Dan Boone wrote:Milja, my brain is stuck on those leaves that blow away every fall into your neighbor's yard.
Is there any way you can put up the tallest possible fence (or maybe a densely-planted hedge) o catch those leaves and dump them into a windrow at the base that you can rake up and use for mulch?
Alas, not really. The birches extend to the border, even the lightest wind would carry them over any hedge - and the leaves tend to fall during strong winds, as we leave in the middle of fields
(which is why our neighbour doesn't care and why we get none from the neighbour on our other side!) But we are also planning to replace the birches with something less high (and less resource hungry).
Dan Boone wrote:The other notion I have is that you could plant a lot of chop-and-drop plants (the one that comes to mind is comfrey, but anything that grows a lot of biomass in your area would work, especially if it has deep roots and doesn't need a lot of high-quality soil to grow in) and collect their greenery to add to your sawdust and manure mix, or to mulch over your mix after planting stuff in it.
If I take the lawn away, there's 0-5cm of soil. Under that, in some places plain sand (where some old buildings were demolished on the 60'-70') and elsewhere plain hard clay (the really hard grey stuff with high clay percentage). Not even weeds grow well there without the addition of some soil first.

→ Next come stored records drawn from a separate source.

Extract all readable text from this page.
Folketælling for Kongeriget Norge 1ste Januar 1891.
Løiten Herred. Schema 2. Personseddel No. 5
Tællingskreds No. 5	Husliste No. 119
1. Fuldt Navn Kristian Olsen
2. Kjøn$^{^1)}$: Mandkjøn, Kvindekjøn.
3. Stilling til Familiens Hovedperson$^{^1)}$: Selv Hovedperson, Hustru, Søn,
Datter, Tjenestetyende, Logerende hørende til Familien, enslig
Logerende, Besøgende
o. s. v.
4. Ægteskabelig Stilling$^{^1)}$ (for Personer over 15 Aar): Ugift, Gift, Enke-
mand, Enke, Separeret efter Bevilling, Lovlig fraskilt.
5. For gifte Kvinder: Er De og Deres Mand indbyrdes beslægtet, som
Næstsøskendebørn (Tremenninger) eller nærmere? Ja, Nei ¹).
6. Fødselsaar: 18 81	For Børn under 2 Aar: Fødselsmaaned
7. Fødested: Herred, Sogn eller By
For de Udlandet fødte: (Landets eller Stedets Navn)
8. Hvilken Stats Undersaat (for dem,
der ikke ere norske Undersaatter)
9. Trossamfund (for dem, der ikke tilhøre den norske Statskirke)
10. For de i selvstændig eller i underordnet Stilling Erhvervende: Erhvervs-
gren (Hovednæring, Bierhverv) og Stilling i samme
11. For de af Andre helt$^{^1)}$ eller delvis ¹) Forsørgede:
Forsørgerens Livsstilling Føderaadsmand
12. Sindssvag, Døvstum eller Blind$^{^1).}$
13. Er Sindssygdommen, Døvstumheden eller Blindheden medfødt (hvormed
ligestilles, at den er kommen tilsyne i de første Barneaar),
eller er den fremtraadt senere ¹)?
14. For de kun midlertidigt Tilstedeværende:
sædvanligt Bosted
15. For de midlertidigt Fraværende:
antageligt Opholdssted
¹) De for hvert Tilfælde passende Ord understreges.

I could turn the lawn, but then I would need some soil above it to grow in while the lawn composts enough.
And I should start composting the cutter shavings very soon - the sacks are decaying and that will cause problems before the end of summer unless we do something...
(This yard would be a good blanc starting point for someone who likes and has the money to make a garden in the TV-style, fast and bringing in new soil and big plants, but a plain nightmare for anybody with very limited means, with little experience in gardening, and wanting to grow it ecologically.)